We need to make a decision whether the default type for character literals would be Unicode.Scalar or Character. Unicode.Scalar seems a strange choice but it’s up to the core team in the finish. @lorentey, would you accept some of the shorthand operators (except for the array one which I’m not at all attached to) above if they all trapped on non-ascii values.

extension Unicode.Scalar {
  @_transparent
  @available(swift 5.0)
  public static func -<T: FixedWidthInteger> (lhs: T, rhs: Unicode.Scalar) -> T {
    _precondtion(rhs.isASCII, "Only ASCII value accepted in this context")
    return lhs - T(rhs.value)
  }
  @_transparent
  @available(swift 5.0)
  public static func ==<T: FixedWidthInteger> (lhs: T, rhs: Unicode.Scalar) -> Bool {
    _precondtion(rhs.isASCII, "Only ASCII value accepted in this context")
    return lhs == T(rhs.value)
  }
  @_transparent
  @available(swift 5.0)
  public static func ~=<T: FixedWidthInteger> (pattern: Unicode.Scalar, value: T) -> Bool {
    _precondtion(pattern.isASCII, "Only ASCII value accepted in this context")
    return value == pattern
  }
}
@available(swift 5.0)
public func ~=<T: FixedWidthInteger> (pattern: ClosedRange<Unicode.Scalar>, value: T) -> Bool {
    precondition(pattern.lowerBound.isASCII && pattern.upperBound.isASCII,
                  "Only ASCII value accepted in this context")
    return pattern.contains(Unicode.Scalar(UInt32(value))!)
}

ASCII is so pervasive I don’t think support for it is unreasonable.

I don’t like the idea of any implicit encoding, but if we are forced to select one, ASCII seems the least harmful choice.

But why is this so important?
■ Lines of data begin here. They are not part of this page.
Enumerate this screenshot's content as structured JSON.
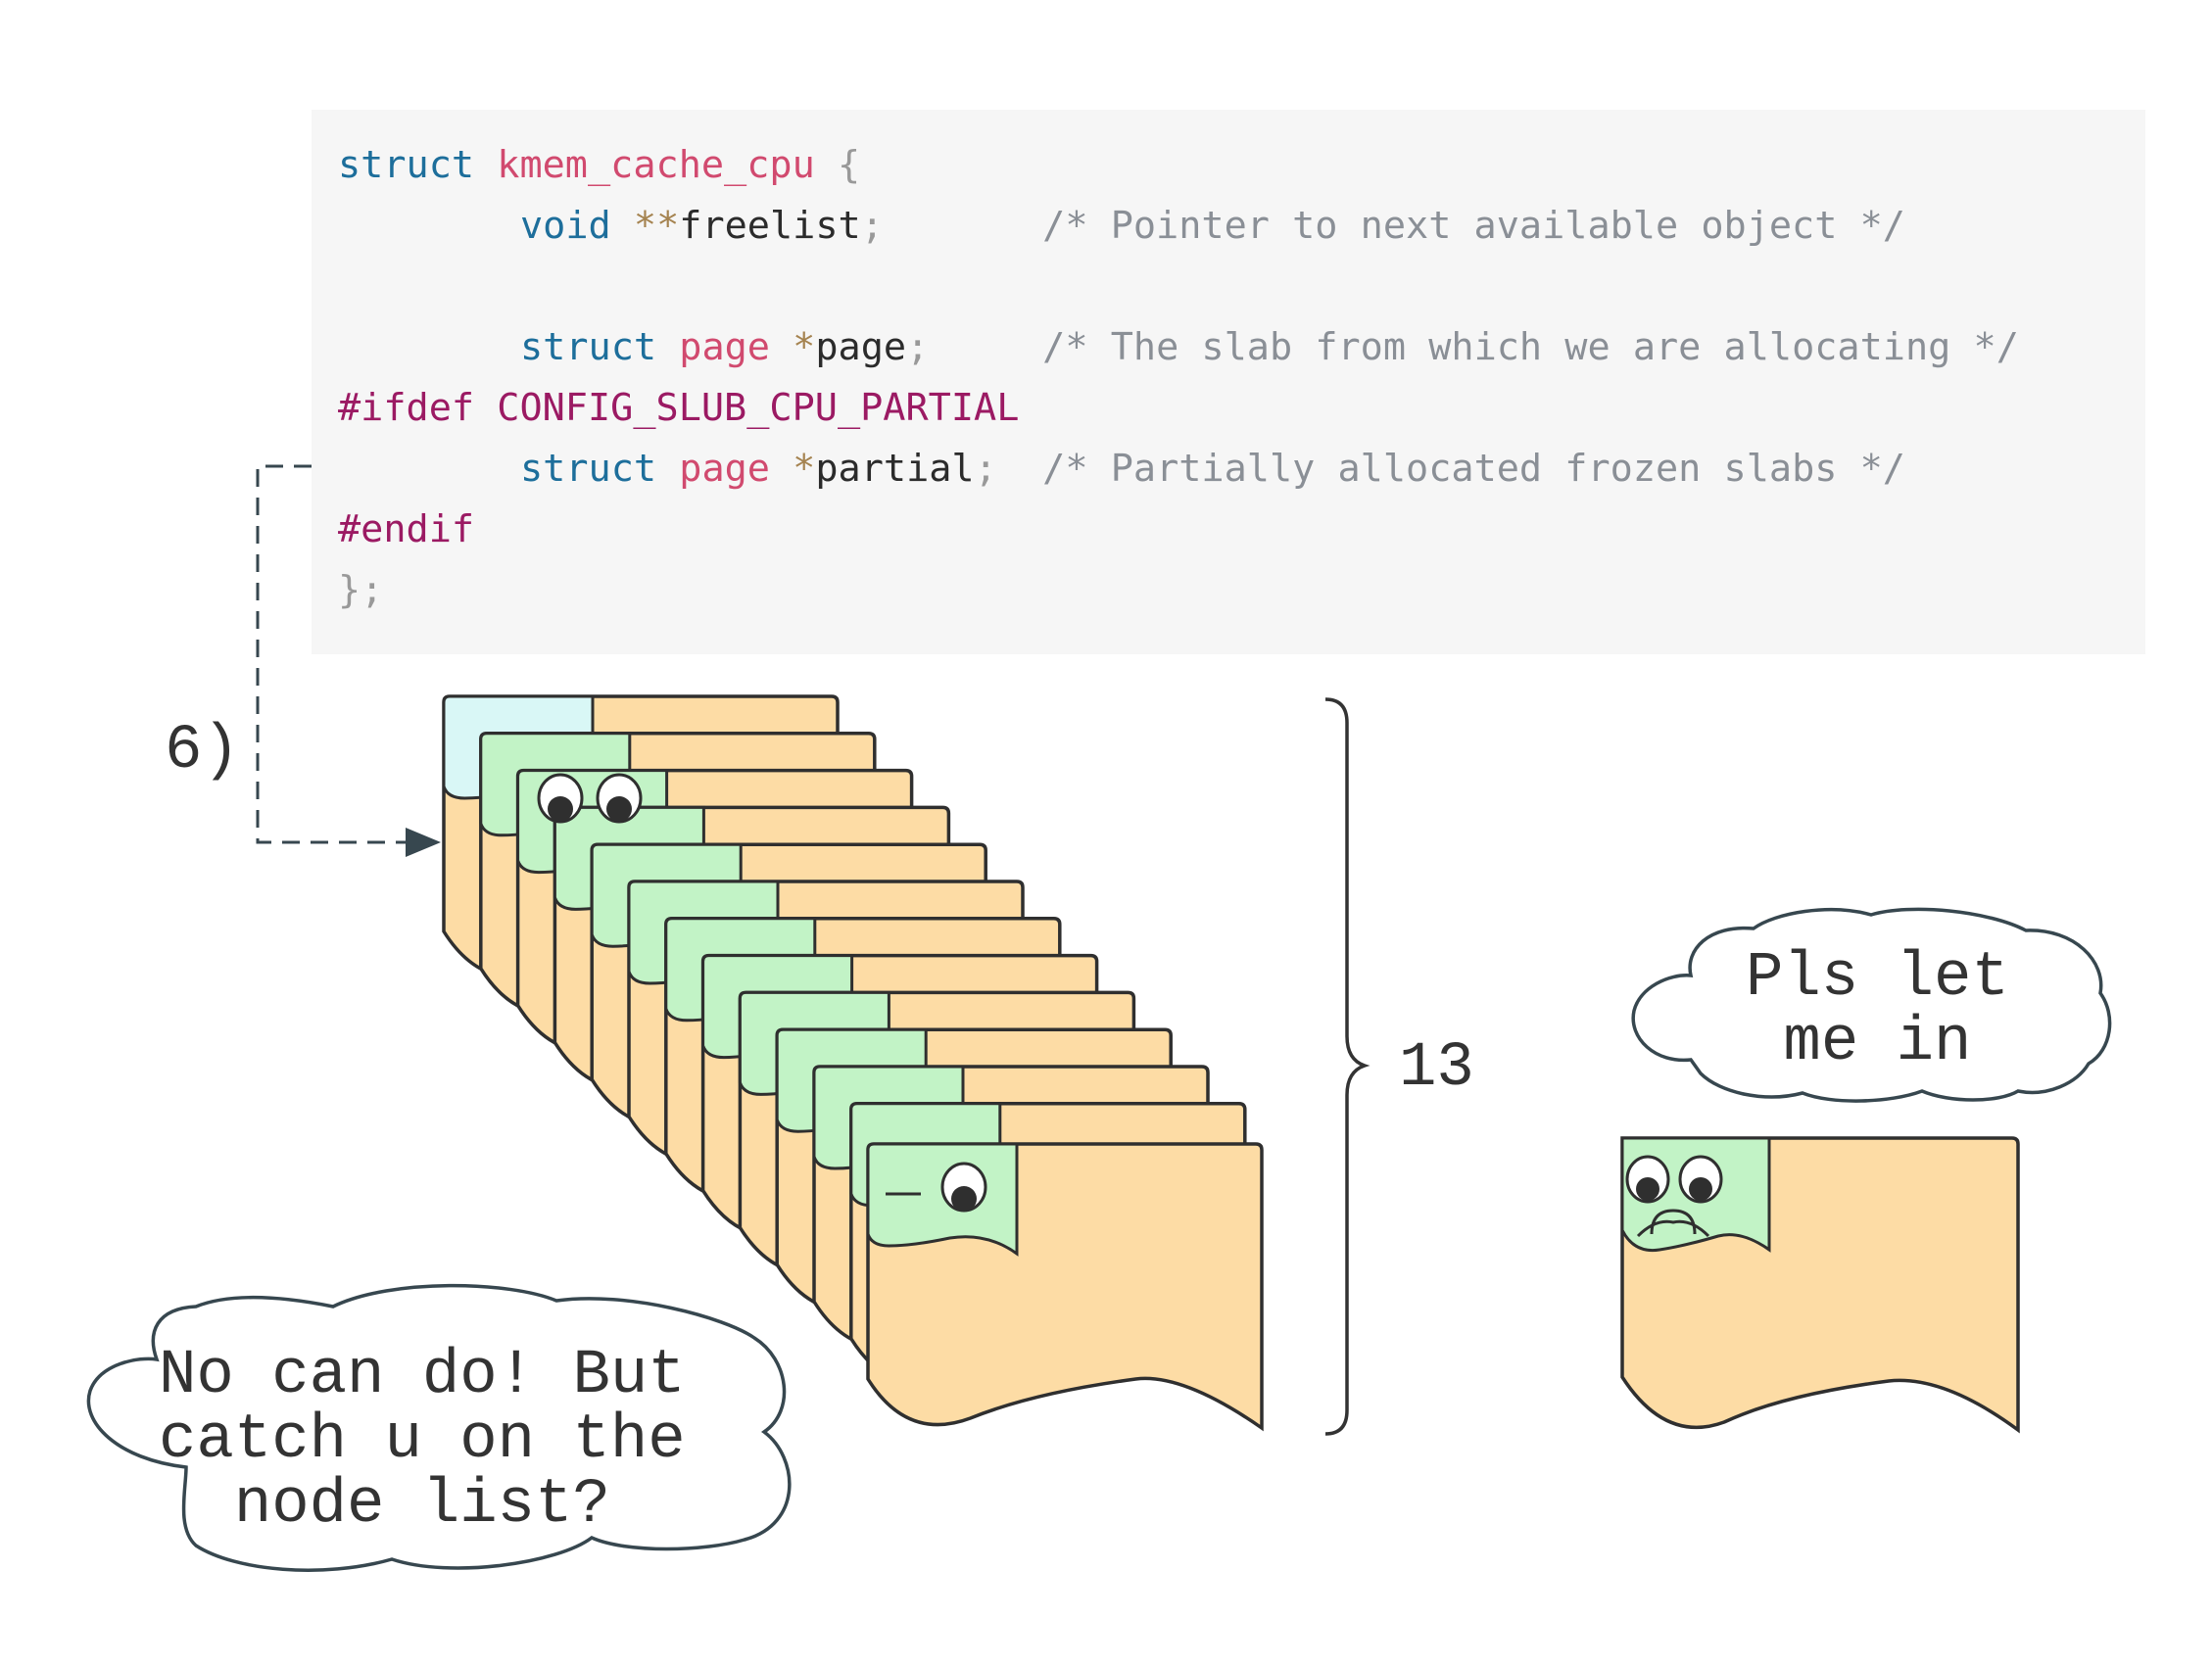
{
  "code": {
    "struct_keyword": "struct",
    "struct_name": "kmem_cache_cpu",
    "open_brace": "{",
    "line_freelist": {
      "type": "void",
      "ptr": "**",
      "name": "freelist",
      "semi": ";",
      "comment": "/* Pointer to next available object */"
    },
    "line_page": {
      "kw": "struct",
      "type": "page",
      "ptr": "*",
      "name": "page",
      "semi": ";",
      "comment": "/* The slab from which we are allocating */"
    },
    "ifdef": "#ifdef",
    "config": "CONFIG_SLUB_CPU_PARTIAL",
    "line_partial": {
      "kw": "struct",
      "type": "page",
      "ptr": "*",
      "name": "partial",
      "semi": ";",
      "comment": "/* Partially allocated frozen slabs */"
    },
    "endif": "#endif",
    "close": "};"
  },
  "labels": {
    "step": "6)",
    "count": "13"
  },
  "bubbles": {
    "left_text": "No can do! But\ncatch u on the\n  node list?",
    "right_text": "Pls let\n me in"
  },
  "colors": {
    "code_bg": "#f6f6f6",
    "page_body": "#fddca5",
    "page_head": "#c2f3c6",
    "first_head": "#d9f7f6",
    "outline": "#2f2f2f"
  }
}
Is it really too much to ask to type byte == ’:’.ascii instead of byte == ’:’? The former seems vastly preferable to me in every way.

1 Like

I’d probably agree but requires we choose Unicode.Scalar as the default type of character literals. Having an implied encoding shouldn’t be a problem if we restrict things to ASCII with the _preconditions. Convenience without the pernicious bugs.